While sustainability in Ithaca is far from a new trend, a group of students, faculty and staff are digging up the newest and most creative eco-friendly happenings in the area.
Fresh Dirt Ithaca, the newest green living magazine of Tompkins County is scheduled to publish this week. It features stories about community members who have adopted green living practices and offers tools to make sustainability an easier, more effective lifestyle. A class of Ithaca College students produced the magazine in collaboration with college faculty and community members.
Tommy Dunne, a freelance copy editor for Glamour Magazine and former editor of Recruitment Marketing, a subsection of the Office of Marketing Communications focused on undergraduate recruitment, pitched the idea for the course to professors at the college in the spring of 2010, but was turned down.
He then turned to Nancy Cornwell, chair of the television and radio department on leave this year, and was accepted under IC Studio, a series of television-radio mini-courses geared toward raising awareness about social change.
Cornwell advised Dunne to partner up with someone for the project, so he looked to Nick Kowalczyk, assistant writing professor, for assistance. The college agreed to fund the magazine, but students were responsible for selling advertisement space to local businesses to fill out the budget.
Dunne, who became the editor in chief and publisher of Fresh Dirt Ithaca, said he wanted to create a sustainability magazine after working with students on Fuse, a publication
targeted to prospective students that depicts life at the college.
“I was really impressed with much of the writing and photography the students produced,” he said. “The quality of their work
inspired me to start Fresh Dirt Ithaca through IC.”
Creating the magazine became a central goal of “Social Entrepreneurship in Action: Learning the Business of Magazines by Launching a Green Living Magazine for Tompkins County,” a class developed to teach students how to build a magazine from conception to execution. While the writing department originally planned to offer the class from fall 2010 to spring 2011, Dunne said he and Kowalczyk spent the previous summer and fall discussing the idea.

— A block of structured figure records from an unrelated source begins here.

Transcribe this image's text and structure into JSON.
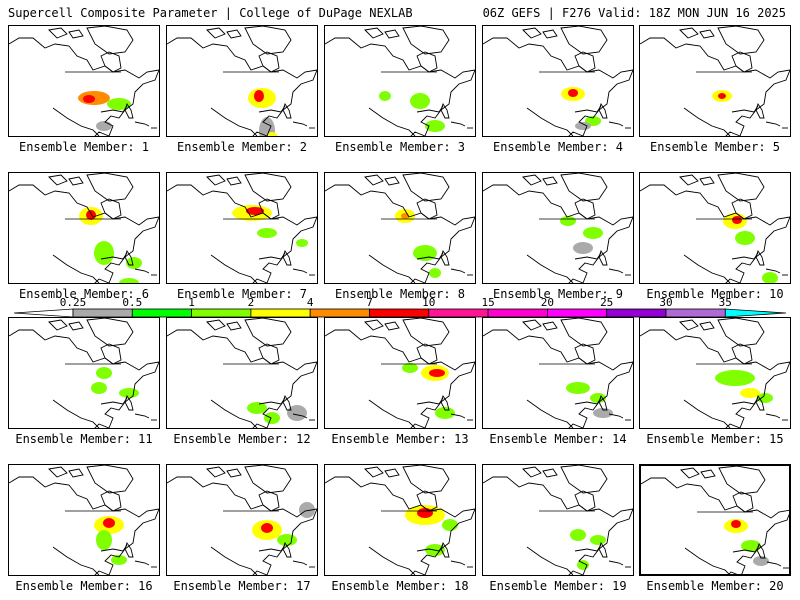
{
  "header": {
    "title_left": "Supercell Composite Parameter | College of DuPage NEXLAB",
    "title_right": "06Z GEFS | F276 Valid: 18Z MON JUN 16 2025"
  },
  "member_prefix": "Ensemble Member: ",
  "selected_member": 20,
  "members": [
    {
      "id": 1,
      "label": "Ensemble Member: 1",
      "blobs": [
        [
          85,
          72,
          16,
          7,
          "#ff8c00"
        ],
        [
          80,
          73,
          6,
          4,
          "#ff0000"
        ],
        [
          110,
          78,
          12,
          6,
          "#80ff00"
        ],
        [
          40,
          120,
          10,
          5,
          "#80ff00"
        ],
        [
          95,
          100,
          8,
          5,
          "#aaaaaa"
        ]
      ]
    },
    {
      "id": 2,
      "label": "Ensemble Member: 2",
      "blobs": [
        [
          95,
          72,
          14,
          10,
          "#ffff00"
        ],
        [
          92,
          70,
          5,
          6,
          "#ff0000"
        ],
        [
          100,
          105,
          8,
          14,
          "#aaaaaa"
        ],
        [
          105,
          112,
          6,
          6,
          "#ffff00"
        ],
        [
          120,
          118,
          8,
          5,
          "#80ff00"
        ]
      ]
    },
    {
      "id": 3,
      "label": "Ensemble Member: 3",
      "blobs": [
        [
          60,
          70,
          6,
          5,
          "#80ff00"
        ],
        [
          95,
          75,
          10,
          8,
          "#80ff00"
        ],
        [
          110,
          100,
          10,
          6,
          "#80ff00"
        ],
        [
          140,
          120,
          6,
          5,
          "#80ff00"
        ]
      ]
    },
    {
      "id": 4,
      "label": "Ensemble Member: 4",
      "blobs": [
        [
          90,
          68,
          12,
          7,
          "#ffff00"
        ],
        [
          90,
          67,
          5,
          4,
          "#ff0000"
        ],
        [
          110,
          95,
          8,
          5,
          "#80ff00"
        ],
        [
          100,
          100,
          8,
          4,
          "#aaaaaa"
        ]
      ]
    },
    {
      "id": 5,
      "label": "Ensemble Member: 5",
      "blobs": [
        [
          82,
          70,
          10,
          6,
          "#ffff00"
        ],
        [
          82,
          70,
          4,
          3,
          "#ff0000"
        ],
        [
          125,
          120,
          8,
          6,
          "#80ff00"
        ]
      ]
    },
    {
      "id": 6,
      "label": "Ensemble Member: 6",
      "blobs": [
        [
          82,
          43,
          12,
          9,
          "#ffff00"
        ],
        [
          82,
          42,
          5,
          5,
          "#ff0000"
        ],
        [
          95,
          80,
          10,
          12,
          "#80ff00"
        ],
        [
          125,
          90,
          8,
          6,
          "#80ff00"
        ],
        [
          120,
          110,
          10,
          5,
          "#80ff00"
        ]
      ]
    },
    {
      "id": 7,
      "label": "Ensemble Member: 7",
      "blobs": [
        [
          85,
          40,
          20,
          8,
          "#ffff00"
        ],
        [
          88,
          38,
          9,
          4,
          "#ff0000"
        ],
        [
          100,
          60,
          10,
          5,
          "#80ff00"
        ],
        [
          135,
          70,
          6,
          4,
          "#80ff00"
        ]
      ]
    },
    {
      "id": 8,
      "label": "Ensemble Member: 8",
      "blobs": [
        [
          80,
          43,
          10,
          7,
          "#ffff00"
        ],
        [
          80,
          43,
          4,
          3,
          "#ff8c00"
        ],
        [
          100,
          80,
          12,
          8,
          "#80ff00"
        ],
        [
          110,
          100,
          6,
          5,
          "#80ff00"
        ]
      ]
    },
    {
      "id": 9,
      "label": "Ensemble Member: 9",
      "blobs": [
        [
          85,
          48,
          8,
          5,
          "#80ff00"
        ],
        [
          110,
          60,
          10,
          6,
          "#80ff00"
        ],
        [
          100,
          75,
          10,
          6,
          "#aaaaaa"
        ]
      ]
    },
    {
      "id": 10,
      "label": "Ensemble Member: 10",
      "blobs": [
        [
          95,
          48,
          12,
          8,
          "#ffff00"
        ],
        [
          97,
          47,
          5,
          4,
          "#ff0000"
        ],
        [
          105,
          65,
          10,
          7,
          "#80ff00"
        ],
        [
          130,
          105,
          8,
          6,
          "#80ff00"
        ]
      ]
    },
    {
      "id": 11,
      "label": "Ensemble Member: 11",
      "blobs": [
        [
          95,
          55,
          8,
          6,
          "#80ff00"
        ],
        [
          90,
          70,
          8,
          6,
          "#80ff00"
        ],
        [
          120,
          75,
          10,
          5,
          "#80ff00"
        ]
      ]
    },
    {
      "id": 12,
      "label": "Ensemble Member: 12",
      "blobs": [
        [
          90,
          90,
          10,
          6,
          "#80ff00"
        ],
        [
          105,
          100,
          8,
          6,
          "#80ff00"
        ],
        [
          130,
          95,
          10,
          8,
          "#aaaaaa"
        ]
      ]
    },
    {
      "id": 13,
      "label": "Ensemble Member: 13",
      "blobs": [
        [
          110,
          55,
          14,
          8,
          "#ffff00"
        ],
        [
          112,
          55,
          8,
          4,
          "#ff0000"
        ],
        [
          85,
          50,
          8,
          5,
          "#80ff00"
        ],
        [
          120,
          95,
          10,
          6,
          "#80ff00"
        ]
      ]
    },
    {
      "id": 14,
      "label": "Ensemble Member: 14",
      "blobs": [
        [
          95,
          70,
          12,
          6,
          "#80ff00"
        ],
        [
          115,
          80,
          8,
          5,
          "#80ff00"
        ],
        [
          120,
          95,
          10,
          5,
          "#aaaaaa"
        ]
      ]
    },
    {
      "id": 15,
      "label": "Ensemble Member: 15",
      "blobs": [
        [
          95,
          60,
          20,
          8,
          "#80ff00"
        ],
        [
          110,
          75,
          10,
          5,
          "#ffff00"
        ],
        [
          125,
          80,
          8,
          5,
          "#80ff00"
        ]
      ]
    },
    {
      "id": 16,
      "label": "Ensemble Member: 16",
      "blobs": [
        [
          100,
          60,
          15,
          9,
          "#ffff00"
        ],
        [
          100,
          58,
          6,
          5,
          "#ff0000"
        ],
        [
          95,
          75,
          8,
          10,
          "#80ff00"
        ],
        [
          110,
          95,
          8,
          5,
          "#80ff00"
        ]
      ]
    },
    {
      "id": 17,
      "label": "Ensemble Member: 17",
      "blobs": [
        [
          100,
          65,
          15,
          10,
          "#ffff00"
        ],
        [
          100,
          63,
          6,
          5,
          "#ff0000"
        ],
        [
          120,
          75,
          10,
          6,
          "#80ff00"
        ],
        [
          140,
          45,
          8,
          8,
          "#aaaaaa"
        ]
      ]
    },
    {
      "id": 18,
      "label": "Ensemble Member: 18",
      "blobs": [
        [
          100,
          50,
          20,
          10,
          "#ffff00"
        ],
        [
          100,
          48,
          8,
          5,
          "#ff0000"
        ],
        [
          125,
          60,
          8,
          6,
          "#80ff00"
        ],
        [
          110,
          85,
          10,
          6,
          "#80ff00"
        ]
      ]
    },
    {
      "id": 19,
      "label": "Ensemble Member: 19",
      "blobs": [
        [
          95,
          70,
          8,
          6,
          "#80ff00"
        ],
        [
          115,
          75,
          8,
          5,
          "#80ff00"
        ],
        [
          100,
          100,
          6,
          5,
          "#80ff00"
        ]
      ]
    },
    {
      "id": 20,
      "label": "Ensemble Member: 20",
      "blobs": [
        [
          95,
          60,
          12,
          7,
          "#ffff00"
        ],
        [
          95,
          58,
          5,
          4,
          "#ff0000"
        ],
        [
          110,
          80,
          10,
          6,
          "#80ff00"
        ],
        [
          120,
          95,
          8,
          5,
          "#aaaaaa"
        ]
      ]
    }
  ],
  "colorbar": {
    "ticks": [
      "0.25",
      "0.5",
      "1",
      "2",
      "4",
      "7",
      "10",
      "15",
      "20",
      "25",
      "30",
      "35"
    ],
    "colors": [
      "#ffffff",
      "#aaaaaa",
      "#00ff00",
      "#80ff00",
      "#ffff00",
      "#ff8c00",
      "#ff0000",
      "#ff1493",
      "#ff00cc",
      "#ff00ff",
      "#9400d3",
      "#b06ad8",
      "#00ffff"
    ]
  }
}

The class was not made available until spring of this year. Twenty-one undergraduates and one part-time graduate student, from majors including journalism, photography, politics and business, enrolled in the course. The magazine was completed with help from college faculty and other Ithaca residents with an interest in green living.
Robyn Wishna, a cinema, photography and media arts lecturer, was the photo editor and independent photographer for the magazine. Wishna said the publication highlights what is special about Ithaca.
“It involves students, progressive thinking and ways of living, and delves into some tough and relevant issues like fracking,” she said. “It goes beyond being just a local progressive magazine. There is something for everyone, from food to beauty products.”
Kowalczyk said the magazine will appear in print and online and is composed of feature stories meant to share the imaginative ways that members of the region are choosing to live sustainable lifestyles.
To be considered for the magazine, the stories had to focus on local sustainability initiatives and be creative and fresh. The articles were researched and written mostly within the class, but Kowalczyk, Dunne, and Rebecca Barry, Dunne’s wife, spent the summer fact-checking and revising stories as needed.
“Rather than being the kind of green-living magazine that would make people feel guilty for what they’re not doing, we wanted instead to show this is what people are doing,” Kowalczyk said.
Kowalczyk said working on the magazine helped him to meet interesting people and learn more about Ithaca.
“I think that this project really helped me meet a lot of really cool people,” he said. “I appreciate a lot more where I live because I was actually able to see what was going on.”